Government. Community. Consultants. Like it or not, this is the triangle of power enabling visions today. Participation between designers and community members can occur anywhere, but it is important to choose a physical location accessible for all. Meeting in a shared facility, for example, manifests shared trust and continuity for stakeholders. While interning this summer, I learned that for the community of Waipahu in Hawaii, holding a meeting at the client’s site—the Aloha Clubhouse in Waipahu—allowed nearby residents, Waipahu High School faculty, Aloha Clubhouse members, and the City Council to easily attend because the community meeting was within the community.

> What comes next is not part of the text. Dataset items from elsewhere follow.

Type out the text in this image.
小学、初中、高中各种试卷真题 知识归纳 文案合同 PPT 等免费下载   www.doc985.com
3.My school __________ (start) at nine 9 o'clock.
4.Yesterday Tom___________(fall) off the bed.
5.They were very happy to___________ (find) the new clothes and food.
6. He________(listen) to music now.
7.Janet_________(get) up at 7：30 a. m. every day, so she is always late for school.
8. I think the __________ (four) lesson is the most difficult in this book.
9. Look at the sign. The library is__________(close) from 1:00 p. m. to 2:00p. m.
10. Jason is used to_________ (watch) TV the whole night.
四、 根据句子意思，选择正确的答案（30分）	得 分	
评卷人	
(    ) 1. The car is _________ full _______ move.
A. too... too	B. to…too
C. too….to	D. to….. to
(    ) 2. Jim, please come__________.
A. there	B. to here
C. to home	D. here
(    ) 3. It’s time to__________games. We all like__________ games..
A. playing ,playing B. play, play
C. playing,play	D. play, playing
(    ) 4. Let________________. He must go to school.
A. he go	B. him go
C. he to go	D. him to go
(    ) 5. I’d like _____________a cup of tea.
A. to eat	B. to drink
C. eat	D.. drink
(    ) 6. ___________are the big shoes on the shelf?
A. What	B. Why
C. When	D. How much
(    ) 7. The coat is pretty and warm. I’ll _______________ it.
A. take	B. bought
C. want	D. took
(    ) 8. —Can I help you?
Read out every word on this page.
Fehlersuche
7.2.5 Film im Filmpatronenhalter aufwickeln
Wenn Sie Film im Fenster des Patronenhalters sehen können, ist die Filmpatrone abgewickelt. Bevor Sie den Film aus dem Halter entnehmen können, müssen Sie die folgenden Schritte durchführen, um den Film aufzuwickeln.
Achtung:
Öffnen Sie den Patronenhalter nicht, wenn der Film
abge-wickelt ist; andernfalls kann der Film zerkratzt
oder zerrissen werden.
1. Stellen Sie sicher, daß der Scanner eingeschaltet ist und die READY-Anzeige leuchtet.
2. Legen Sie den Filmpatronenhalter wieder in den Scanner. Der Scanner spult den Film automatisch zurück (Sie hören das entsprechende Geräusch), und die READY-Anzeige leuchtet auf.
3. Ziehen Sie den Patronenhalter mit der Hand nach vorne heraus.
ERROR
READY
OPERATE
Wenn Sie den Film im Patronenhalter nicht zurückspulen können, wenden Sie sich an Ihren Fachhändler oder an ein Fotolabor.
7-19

Plans for Waipio Point Access Road Multi-Modal and Safety Improvements have been ongoing for nearly ten years: The project entails improved parking, rainwater runoff strategies, and sidewalk expansion.The Clubhouse’s repeated deferral on the initiatives is linked to political barriers. Potential problems may arise when officials neglect their responsibilities as a vehicle for constituents and prioritize external economic, political, or social gain over the local benefit. The Access Road is in an older neighborhood, so making changes could lead to other projects in similar neighborhoods, which is concerning for a city’s budget. By exploring what the community envisions through walking tours, interviews, community meetings, and community workshops, a dialogue is created between stakeholders, which can develop more sustainable action for a place’s longevity.
Having worked on the island of Oahu, I reaffirmed the value of the human and everyday. As creatures of habit, questioning the standard convention in practice is rare, but breaking routine prevents life from becoming a sequence of Thursdays strung together. Through reflection on the architect’s influence, pre-conceived notions of oneself and others might change. More firms practicing today should practice community-based design processes; with each subsequent election, fiscal-quarter, and retirement, place will always be the constant. Design and planning are better informed and better received by empowering all sectors of community members to participate in decision making, as all the people using or impacted by the space should be included to sustain change over time. When will architects start sharing?